Poisson distribution and random processes

[paul-g]

Hello!

I am writing because I recently became interested in probability distributions, and I have to you a few questions.

Poisson distribution is given as a probability:

$f(k;\lambda)=\frac{\lambda^{k}e^{-\lambda}}{k!}$

But what is lambda?

Suppose that we consider as an unrelated incident falling raindrops. If these drops fall 100 in 1 on a surface second how much $\lambda$ will be?

How to check if the falling drops of rain or some other unrelated events are described in this distribution?

 

[cdotter]

From Wikipedia: λ is a positive real number, equal to the expected number of occurrences during the given interval. For instance, if the events occur on average 4 times per minute, and one is interested in the probability of an event occurring k times in a 10 minute interval, one would use a Poisson distribution as the model with λ = 10×4 = 40.

I'm not sure what you mean by "100 in 1."

 

[paul-g]

Meant falling about 100 drops per second on the area.

Im curious how can be checked whether a process is described in this distribution.

For example, the number of drops falling on the glass. How can I check if they are described Poisson distribution.

 

[cdotter]

I think you would also need a time, since λ measures the expected number of occurrences and not the rate.

I've only taken one statistics course, but generally the problem will explicitly tell you if it follows a Poisson distribution. There are tests for Poission distributions if you're doing "real world" statistics, but I don't know anything about such tests. Maybe try googling "Poisson distribution test."

 

[Matrix0]

Hello!

First of all, let me explain what Poisson distribution is and its relationship to random processes. Poisson distribution is a discrete probability distribution that describes the probability of a certain number of events occurring within a fixed time or space interval, given the average rate of occurrence of those events. It is often used to model random processes, where events occur independently and at a constant rate.

Now, to answer your question about lambda, it is a parameter in the Poisson distribution that represents the average rate of occurrence of the events. In other words, it is the expected number of events that will occur in the given time or space interval.

In the case of falling raindrops, if we assume that the drops fall at a constant rate of 100 per second, then the value of lambda would be 100. This means that on average, we would expect 100 raindrops to fall in 1 second.

To check if the falling drops of rain or any other unrelated events can be described by the Poisson distribution, we can look at certain characteristics of the data.

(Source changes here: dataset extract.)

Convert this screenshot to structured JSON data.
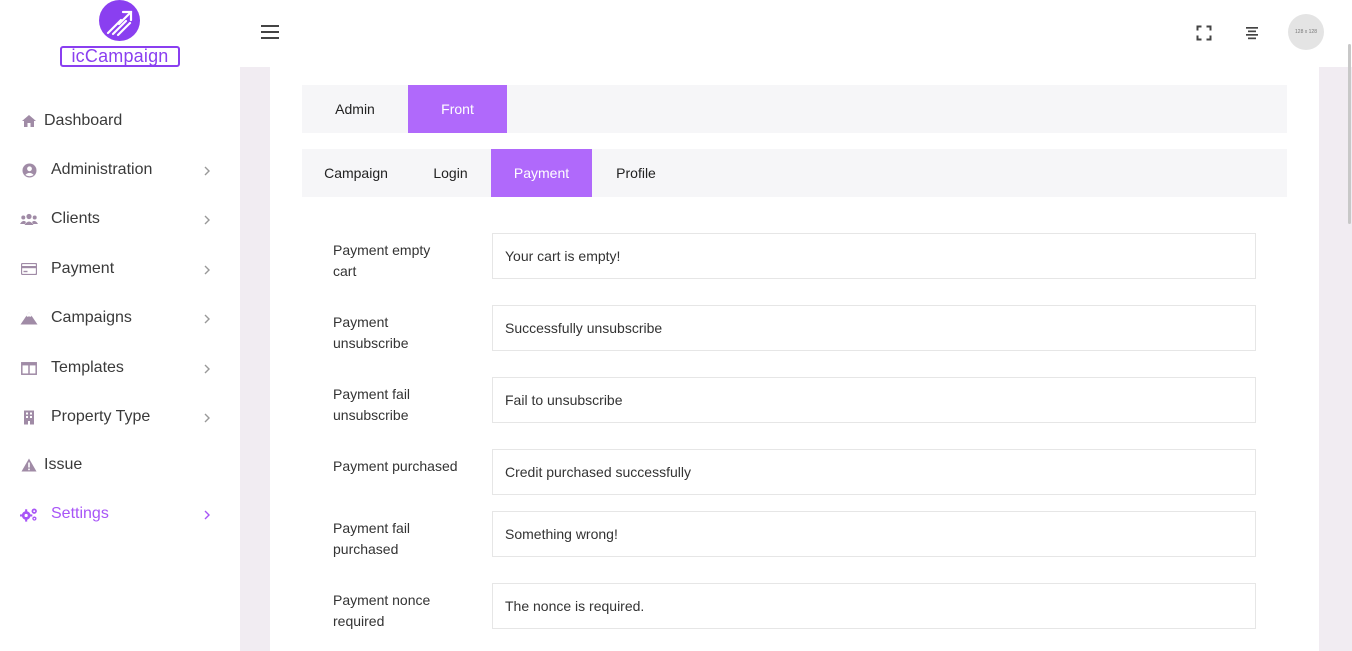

For example, if the events occur independently and at a constant rate, then the Poisson distribution would be a good fit. We can also use statistical tests to compare the observed data to the expected distribution and determine if they are a good match.

I hope this helps answer your questions about Poisson distribution and random processes. If you have any further questions, please don't hesitate to ask. Keep exploring and learning about probability distributions, they are fascinating tools in understanding and predicting various phenomena in the world around us.